『海炭市叙景』 佐藤泰志

海炭市叙景 (小学館文庫)

海炭市叙景 (小学館文庫)


海炭市という架空の地方都市に住む(あるいは一時的に立ち寄った)人々を素描風に描いた短編集。
架空の都市とはいえ、ここは、作者の故郷である函館のことなのだそうだ。


イメージは、冬の曇天。
ある主人公はいう。「わたしはこの街が本当はただの瓦礫のように感じた」(『まだ若い廃墟』)
また、ある主人公はいう。

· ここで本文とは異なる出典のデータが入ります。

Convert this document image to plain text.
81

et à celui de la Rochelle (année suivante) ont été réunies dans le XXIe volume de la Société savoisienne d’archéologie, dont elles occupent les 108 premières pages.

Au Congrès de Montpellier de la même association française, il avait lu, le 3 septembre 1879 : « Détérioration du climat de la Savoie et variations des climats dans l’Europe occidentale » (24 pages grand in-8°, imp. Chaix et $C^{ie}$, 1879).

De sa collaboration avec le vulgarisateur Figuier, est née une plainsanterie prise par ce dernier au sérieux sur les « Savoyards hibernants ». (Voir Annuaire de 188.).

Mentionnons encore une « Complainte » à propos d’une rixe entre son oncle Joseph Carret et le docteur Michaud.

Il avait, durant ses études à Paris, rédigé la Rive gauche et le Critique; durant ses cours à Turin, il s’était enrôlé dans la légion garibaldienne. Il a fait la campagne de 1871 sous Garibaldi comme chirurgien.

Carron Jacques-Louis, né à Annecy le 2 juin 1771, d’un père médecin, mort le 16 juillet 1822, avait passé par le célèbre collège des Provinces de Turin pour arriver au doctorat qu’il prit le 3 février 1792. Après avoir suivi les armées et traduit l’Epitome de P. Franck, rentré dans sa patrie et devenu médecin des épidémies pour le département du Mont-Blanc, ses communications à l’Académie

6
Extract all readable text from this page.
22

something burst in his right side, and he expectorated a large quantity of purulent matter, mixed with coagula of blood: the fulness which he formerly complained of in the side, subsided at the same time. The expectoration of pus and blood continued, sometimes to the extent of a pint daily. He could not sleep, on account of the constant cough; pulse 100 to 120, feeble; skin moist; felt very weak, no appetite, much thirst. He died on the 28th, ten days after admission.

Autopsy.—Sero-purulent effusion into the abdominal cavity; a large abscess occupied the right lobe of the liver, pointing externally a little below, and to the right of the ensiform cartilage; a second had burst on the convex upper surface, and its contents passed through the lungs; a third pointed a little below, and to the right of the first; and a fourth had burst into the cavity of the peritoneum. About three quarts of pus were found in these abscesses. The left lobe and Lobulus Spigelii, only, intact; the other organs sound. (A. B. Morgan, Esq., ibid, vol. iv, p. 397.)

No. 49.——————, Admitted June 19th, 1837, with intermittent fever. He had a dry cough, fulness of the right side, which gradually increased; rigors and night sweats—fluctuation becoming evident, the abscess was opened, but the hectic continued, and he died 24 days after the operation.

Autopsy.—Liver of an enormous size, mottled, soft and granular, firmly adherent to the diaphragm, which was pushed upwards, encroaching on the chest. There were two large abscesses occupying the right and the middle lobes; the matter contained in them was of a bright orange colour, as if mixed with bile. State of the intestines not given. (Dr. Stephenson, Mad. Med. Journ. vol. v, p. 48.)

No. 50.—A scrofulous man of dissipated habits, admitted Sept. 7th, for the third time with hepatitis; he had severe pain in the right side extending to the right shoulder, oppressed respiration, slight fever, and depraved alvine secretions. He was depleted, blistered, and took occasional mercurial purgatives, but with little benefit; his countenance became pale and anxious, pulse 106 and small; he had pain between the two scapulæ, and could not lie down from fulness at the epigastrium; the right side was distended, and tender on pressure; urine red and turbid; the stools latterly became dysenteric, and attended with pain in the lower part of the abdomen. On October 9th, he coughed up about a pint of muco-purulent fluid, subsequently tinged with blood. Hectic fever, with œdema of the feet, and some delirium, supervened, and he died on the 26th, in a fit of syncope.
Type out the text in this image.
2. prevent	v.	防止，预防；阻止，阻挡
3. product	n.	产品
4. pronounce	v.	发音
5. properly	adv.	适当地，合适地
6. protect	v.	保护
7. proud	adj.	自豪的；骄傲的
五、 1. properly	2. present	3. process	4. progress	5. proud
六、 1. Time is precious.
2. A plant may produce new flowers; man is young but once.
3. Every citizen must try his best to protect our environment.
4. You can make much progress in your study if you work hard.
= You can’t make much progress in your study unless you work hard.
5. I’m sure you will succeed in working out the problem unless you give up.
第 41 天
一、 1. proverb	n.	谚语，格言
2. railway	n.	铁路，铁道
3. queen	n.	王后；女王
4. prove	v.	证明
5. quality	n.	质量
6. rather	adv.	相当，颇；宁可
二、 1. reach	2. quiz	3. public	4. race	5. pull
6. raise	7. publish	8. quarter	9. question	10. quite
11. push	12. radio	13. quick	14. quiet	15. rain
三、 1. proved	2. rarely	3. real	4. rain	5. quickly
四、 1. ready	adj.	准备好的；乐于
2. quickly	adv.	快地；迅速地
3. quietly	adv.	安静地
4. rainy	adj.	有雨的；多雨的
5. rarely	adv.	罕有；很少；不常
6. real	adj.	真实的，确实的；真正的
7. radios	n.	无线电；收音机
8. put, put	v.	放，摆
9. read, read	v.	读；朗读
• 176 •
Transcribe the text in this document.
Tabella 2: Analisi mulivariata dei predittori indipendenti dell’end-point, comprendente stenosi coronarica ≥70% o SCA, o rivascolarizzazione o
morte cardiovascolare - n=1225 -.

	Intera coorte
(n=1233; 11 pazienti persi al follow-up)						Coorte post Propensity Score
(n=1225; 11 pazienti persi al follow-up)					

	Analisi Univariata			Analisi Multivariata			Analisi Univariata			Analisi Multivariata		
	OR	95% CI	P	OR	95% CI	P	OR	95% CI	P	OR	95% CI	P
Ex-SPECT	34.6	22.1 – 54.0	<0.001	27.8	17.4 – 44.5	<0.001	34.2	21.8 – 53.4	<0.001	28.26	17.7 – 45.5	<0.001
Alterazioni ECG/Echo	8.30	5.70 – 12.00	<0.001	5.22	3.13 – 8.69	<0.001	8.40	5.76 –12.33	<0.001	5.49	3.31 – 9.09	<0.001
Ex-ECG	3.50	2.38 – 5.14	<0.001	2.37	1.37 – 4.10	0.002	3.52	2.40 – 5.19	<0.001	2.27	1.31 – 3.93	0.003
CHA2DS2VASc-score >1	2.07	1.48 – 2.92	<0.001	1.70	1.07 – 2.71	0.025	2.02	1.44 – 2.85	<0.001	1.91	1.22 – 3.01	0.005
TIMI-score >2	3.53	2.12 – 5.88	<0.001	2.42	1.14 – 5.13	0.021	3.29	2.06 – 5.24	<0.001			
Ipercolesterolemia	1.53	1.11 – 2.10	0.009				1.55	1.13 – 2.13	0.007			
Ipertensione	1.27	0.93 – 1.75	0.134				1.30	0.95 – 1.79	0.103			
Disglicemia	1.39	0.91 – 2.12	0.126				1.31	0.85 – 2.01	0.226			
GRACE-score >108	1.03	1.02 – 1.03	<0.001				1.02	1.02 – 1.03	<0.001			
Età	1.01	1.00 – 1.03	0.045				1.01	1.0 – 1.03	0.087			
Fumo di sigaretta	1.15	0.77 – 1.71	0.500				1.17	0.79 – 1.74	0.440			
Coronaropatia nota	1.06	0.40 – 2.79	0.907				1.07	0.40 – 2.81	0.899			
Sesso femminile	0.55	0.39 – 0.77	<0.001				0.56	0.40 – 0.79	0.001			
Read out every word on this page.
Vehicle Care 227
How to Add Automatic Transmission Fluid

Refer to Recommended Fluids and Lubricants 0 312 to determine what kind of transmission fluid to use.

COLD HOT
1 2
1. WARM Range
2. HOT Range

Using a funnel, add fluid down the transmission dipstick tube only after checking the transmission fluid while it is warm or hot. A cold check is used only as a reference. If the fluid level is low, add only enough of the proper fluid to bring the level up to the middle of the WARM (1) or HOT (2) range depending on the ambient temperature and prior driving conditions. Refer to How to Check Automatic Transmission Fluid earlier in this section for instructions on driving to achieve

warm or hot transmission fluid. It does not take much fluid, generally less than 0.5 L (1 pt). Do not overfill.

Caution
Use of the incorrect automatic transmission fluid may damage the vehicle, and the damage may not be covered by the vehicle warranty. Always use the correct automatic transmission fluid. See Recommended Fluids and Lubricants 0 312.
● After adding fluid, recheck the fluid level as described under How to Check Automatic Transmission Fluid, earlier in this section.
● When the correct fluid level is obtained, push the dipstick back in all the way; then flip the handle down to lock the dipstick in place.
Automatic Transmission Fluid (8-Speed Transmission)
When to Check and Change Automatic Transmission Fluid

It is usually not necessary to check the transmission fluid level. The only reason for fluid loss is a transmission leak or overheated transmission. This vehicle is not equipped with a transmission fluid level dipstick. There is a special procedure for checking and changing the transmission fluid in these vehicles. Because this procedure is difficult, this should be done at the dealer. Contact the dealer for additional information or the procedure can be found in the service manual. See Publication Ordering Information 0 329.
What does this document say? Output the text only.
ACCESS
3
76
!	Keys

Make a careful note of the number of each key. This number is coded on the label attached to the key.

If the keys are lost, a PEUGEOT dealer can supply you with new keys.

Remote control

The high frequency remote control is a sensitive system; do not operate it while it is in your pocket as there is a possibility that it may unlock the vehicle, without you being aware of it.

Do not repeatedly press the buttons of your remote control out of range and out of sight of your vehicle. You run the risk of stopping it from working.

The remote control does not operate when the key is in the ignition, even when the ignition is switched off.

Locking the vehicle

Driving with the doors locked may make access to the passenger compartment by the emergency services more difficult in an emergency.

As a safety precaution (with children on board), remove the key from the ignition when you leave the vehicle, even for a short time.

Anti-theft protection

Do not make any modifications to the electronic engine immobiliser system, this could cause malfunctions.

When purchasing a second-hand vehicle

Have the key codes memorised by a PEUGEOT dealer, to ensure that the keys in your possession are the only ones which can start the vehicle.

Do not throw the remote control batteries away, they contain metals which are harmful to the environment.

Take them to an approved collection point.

「三十にならない前に、自分の人生が見えてしまって・・・」(『大事なこと』)
そして、ある人はこういう。「何かがほんの少しずつ狂いはじめているのだ」(『黒い森』)


ただもくもくと暮らしているさまざまな人々の、本当にさまざまな暮らしであるけれど、閉塞感が漂う。
先行きに、明るいものは見えない。
それでも、生きていくしかないじゃないか。昨日と同じように、今日も。ほかに何ができるだろうか。


そうした人々を眺めつつ、これは、やりきれない気持ちとは少し違う、と思っている。
曇天の空の色は、晴天よりずっと多彩ではないだろうか。わたしは、遥かに繊細なグラデーションを見せられているのではないだろうか。
そうして、この群像たちの閉塞感は、思いがけない道を通ってユーモアに通じているのかもしれない、と感じる。
小さな何か(とても希望とはいえないが、それだからよけいに心に残るもの)が灯るような気がするのだ。
たとえば、『まだ若い廃墟』の六時間…六時間でも六分でも、あるいは零分であっても、何も変わらなかったはずの、その六時間は、大切な猶予の時間であったはずだ。
私もまた、そうした「六時間」をずっと生きているのかもしれない、とふと思う。
それから、『衛生的生活』の啓介の、自分には見えていない自身の姿は、となりの席の青山が描写した通りなのだろう、と思う。確かにそうなのだろう。
けれども、それはほんの一部でしかないはずだ。啓介のモネやゴロワーズは、青山が見ることのない(その必要も感じないだろう)別の光りかたをして、わたしの胸に染みる。


海炭市からずっと離れた小さな町で、わたしも同じように暮らしている。海炭市には、わたしによく似た人が暮らしている。